Papers in the volume address subjects such as the vanishingly rare oak savanna ecosystem of U.S. northern tier states, revealing an ancient footprint of history on the savanna as well as how it has fared in a 40-year fire experiment.
Other results cover the influence of ecological and evolutionary factors on hummingbird populations; habitat specialization in willow tree communities; growth strategies in tropical tree lineages and their implications for biodiversity in the Amazon region; and the characteristics of common urban plants.
"The studies in this issue show that knowledge of how organisms evolve reveals new insights into the ecology and persistence of species," says Cavender-Bares.
Plants in urban yards, for example, are more closely related to each other--and live shorter lives--than do plants in rural areas, found Cavender-Bares and colleagues.
Their study compared plant diversity in private urban yards in the U.S. Midwest with that in the rural NSF Cedar Creek Long-Term Ecological Research site in Minnesota.
Cities are growing faster and faster, with unexpected effects, says Sonja Knapp of the Hemholtz Center for Environmental Research in Germany, lead author of the paper reporting the results.
"Understanding how urban gardening affects biodiversity is increasingly important," says Cavender-Bares. "Urbanites should consider maintaining yards with a higher number of species."
In the special issue, researchers also look at topics such as what determines the number of coexisting species in local and regional communities of salamanders. Kenneth Kozak of the University of Minnesota and John Wiens of Stony Brook University report that variation in the amount of time salamanders occupy different climate zones is the primary factor.

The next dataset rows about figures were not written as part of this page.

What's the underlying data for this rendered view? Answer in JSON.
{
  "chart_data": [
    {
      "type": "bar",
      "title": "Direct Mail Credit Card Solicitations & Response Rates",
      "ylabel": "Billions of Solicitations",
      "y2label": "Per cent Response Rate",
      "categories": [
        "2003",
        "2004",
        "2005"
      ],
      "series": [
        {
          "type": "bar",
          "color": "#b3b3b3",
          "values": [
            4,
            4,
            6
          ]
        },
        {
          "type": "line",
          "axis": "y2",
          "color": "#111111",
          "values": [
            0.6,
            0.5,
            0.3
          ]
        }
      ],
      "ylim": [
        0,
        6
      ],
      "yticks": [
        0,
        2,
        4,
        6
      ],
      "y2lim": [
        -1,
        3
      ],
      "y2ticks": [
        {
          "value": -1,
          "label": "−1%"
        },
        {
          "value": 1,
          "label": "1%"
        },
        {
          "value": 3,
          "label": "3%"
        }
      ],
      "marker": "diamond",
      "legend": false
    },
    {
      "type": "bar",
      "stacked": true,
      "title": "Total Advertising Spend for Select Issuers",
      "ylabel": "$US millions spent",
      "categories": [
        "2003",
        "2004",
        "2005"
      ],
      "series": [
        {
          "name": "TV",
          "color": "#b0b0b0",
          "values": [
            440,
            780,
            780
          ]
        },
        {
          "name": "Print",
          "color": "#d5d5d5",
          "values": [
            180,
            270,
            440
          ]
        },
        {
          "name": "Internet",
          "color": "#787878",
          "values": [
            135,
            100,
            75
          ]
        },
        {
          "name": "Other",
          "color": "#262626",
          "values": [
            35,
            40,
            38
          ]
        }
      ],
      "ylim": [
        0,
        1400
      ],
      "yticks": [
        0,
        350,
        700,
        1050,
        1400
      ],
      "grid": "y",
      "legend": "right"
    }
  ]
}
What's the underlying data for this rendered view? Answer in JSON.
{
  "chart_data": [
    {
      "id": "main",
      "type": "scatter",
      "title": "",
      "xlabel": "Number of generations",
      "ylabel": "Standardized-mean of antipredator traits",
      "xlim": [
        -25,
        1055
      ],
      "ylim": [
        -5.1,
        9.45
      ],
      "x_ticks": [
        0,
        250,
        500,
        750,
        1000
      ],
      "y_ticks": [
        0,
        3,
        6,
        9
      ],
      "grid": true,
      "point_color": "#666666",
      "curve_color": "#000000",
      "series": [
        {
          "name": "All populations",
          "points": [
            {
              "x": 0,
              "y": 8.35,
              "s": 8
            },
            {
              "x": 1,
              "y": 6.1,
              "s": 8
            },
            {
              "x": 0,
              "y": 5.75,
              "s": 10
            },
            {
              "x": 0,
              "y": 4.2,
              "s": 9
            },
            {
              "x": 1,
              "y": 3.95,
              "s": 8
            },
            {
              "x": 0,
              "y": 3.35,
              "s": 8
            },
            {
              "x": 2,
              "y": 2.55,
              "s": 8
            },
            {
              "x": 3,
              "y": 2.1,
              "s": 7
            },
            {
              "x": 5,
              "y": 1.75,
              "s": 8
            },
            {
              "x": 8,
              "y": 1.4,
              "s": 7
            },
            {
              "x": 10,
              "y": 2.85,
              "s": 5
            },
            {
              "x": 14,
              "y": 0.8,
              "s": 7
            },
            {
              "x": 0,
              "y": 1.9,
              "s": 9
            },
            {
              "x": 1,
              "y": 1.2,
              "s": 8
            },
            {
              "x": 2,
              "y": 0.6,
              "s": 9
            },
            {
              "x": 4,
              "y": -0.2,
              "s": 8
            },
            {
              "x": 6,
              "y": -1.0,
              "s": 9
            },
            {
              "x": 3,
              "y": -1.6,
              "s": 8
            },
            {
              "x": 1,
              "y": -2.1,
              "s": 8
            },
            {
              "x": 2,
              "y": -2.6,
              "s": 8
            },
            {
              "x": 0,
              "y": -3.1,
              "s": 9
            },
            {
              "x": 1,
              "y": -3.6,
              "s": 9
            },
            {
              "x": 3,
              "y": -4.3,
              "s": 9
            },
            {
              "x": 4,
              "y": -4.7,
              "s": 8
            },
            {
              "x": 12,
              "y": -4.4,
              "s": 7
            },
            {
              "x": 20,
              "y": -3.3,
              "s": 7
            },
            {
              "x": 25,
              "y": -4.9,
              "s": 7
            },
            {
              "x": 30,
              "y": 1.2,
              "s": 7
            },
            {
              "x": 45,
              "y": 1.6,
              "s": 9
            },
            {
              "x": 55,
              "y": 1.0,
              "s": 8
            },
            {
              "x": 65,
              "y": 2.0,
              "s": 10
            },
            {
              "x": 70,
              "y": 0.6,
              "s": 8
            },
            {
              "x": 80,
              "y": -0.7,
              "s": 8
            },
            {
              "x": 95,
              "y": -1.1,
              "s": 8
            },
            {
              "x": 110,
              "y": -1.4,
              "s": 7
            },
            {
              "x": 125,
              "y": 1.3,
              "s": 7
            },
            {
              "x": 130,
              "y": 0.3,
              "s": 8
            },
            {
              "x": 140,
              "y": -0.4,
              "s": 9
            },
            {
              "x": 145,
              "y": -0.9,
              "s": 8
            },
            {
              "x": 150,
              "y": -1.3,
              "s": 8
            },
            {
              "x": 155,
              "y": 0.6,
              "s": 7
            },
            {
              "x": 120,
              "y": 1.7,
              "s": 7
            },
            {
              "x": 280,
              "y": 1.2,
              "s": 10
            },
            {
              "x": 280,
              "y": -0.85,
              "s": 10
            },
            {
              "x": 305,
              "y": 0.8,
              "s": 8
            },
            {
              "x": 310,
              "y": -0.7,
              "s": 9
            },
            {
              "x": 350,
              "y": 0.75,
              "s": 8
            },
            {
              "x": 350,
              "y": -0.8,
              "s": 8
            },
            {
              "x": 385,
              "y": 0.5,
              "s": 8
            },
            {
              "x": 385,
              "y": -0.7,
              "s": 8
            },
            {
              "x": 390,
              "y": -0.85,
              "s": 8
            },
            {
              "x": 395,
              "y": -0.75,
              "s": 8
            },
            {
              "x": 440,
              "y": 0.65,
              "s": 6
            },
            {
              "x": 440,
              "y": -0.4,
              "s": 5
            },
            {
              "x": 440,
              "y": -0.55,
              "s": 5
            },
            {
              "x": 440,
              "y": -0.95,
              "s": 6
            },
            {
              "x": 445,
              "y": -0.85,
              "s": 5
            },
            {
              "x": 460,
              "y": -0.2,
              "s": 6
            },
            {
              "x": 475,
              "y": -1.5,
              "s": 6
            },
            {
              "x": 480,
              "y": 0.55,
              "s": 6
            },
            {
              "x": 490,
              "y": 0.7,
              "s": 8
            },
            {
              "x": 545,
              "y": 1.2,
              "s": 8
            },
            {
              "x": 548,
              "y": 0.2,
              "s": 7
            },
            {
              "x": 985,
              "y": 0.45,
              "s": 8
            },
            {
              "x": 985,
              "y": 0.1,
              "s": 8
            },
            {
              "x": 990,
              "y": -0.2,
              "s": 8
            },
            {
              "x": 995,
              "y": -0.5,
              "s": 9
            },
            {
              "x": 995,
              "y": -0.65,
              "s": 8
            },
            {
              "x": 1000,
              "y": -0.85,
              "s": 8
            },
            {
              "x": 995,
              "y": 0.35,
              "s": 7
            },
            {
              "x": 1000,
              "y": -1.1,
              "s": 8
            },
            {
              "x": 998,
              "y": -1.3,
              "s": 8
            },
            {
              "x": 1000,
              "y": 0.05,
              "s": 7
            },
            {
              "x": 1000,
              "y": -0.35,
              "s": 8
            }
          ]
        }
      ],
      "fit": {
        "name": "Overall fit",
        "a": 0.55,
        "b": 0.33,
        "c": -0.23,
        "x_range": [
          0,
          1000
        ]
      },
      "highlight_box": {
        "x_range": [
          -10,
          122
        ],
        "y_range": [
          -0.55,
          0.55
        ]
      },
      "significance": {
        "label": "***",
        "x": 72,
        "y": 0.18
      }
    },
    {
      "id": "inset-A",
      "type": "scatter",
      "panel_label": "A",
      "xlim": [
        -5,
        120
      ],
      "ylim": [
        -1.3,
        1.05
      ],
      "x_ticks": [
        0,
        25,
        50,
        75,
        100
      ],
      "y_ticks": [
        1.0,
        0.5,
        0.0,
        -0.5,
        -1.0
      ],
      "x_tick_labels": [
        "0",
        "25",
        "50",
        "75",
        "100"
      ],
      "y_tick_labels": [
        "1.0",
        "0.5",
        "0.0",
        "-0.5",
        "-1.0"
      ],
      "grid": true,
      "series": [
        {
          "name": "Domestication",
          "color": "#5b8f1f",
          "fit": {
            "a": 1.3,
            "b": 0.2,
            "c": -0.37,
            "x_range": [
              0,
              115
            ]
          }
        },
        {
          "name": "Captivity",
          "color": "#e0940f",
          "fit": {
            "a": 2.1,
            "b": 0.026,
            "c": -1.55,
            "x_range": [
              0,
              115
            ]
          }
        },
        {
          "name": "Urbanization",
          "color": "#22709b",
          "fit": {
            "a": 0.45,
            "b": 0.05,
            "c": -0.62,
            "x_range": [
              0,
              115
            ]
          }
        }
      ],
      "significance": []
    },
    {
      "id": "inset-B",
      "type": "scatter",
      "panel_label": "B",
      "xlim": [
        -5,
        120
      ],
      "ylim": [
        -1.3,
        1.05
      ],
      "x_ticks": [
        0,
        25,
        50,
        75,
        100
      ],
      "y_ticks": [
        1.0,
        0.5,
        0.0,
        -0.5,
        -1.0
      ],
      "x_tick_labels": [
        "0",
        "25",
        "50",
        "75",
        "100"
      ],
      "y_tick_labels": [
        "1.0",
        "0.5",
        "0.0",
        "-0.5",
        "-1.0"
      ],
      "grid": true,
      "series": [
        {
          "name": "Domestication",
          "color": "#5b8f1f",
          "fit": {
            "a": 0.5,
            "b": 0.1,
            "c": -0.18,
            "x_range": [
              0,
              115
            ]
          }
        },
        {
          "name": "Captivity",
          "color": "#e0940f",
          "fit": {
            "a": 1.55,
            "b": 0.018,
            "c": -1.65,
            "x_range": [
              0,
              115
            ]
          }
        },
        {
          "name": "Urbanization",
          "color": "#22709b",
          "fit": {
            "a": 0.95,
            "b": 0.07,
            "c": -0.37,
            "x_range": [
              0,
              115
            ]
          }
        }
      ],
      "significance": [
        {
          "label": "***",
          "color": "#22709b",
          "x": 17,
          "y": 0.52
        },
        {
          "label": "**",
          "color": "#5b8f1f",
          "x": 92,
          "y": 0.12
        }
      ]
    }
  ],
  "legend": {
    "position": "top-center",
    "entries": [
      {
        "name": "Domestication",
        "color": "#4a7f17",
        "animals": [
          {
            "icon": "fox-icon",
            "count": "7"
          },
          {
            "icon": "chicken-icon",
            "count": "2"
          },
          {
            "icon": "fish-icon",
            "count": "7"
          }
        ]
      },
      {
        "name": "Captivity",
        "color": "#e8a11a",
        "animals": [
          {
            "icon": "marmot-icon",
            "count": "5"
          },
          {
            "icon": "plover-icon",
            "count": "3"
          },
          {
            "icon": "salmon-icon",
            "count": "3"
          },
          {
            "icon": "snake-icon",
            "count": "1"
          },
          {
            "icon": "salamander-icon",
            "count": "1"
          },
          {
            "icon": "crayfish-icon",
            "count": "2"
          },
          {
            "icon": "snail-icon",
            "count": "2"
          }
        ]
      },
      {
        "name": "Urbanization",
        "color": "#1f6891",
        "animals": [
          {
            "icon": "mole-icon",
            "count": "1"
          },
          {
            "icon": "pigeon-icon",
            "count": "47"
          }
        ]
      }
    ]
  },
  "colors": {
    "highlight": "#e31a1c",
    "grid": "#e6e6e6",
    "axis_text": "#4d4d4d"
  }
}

Evolution of an herbaceous flower called goldfields, and how that led to the plant's affinity for certain habitats, is the subject of a paper by David Ackerly, Nancy Emery of Purdue University and colleagues. Emery is the paper's lead author.
In all, 17 papers combine ecology and phylogenetics to offer new answers to long-standing questions about the patterns and processes of biodiversity on Planet Earth.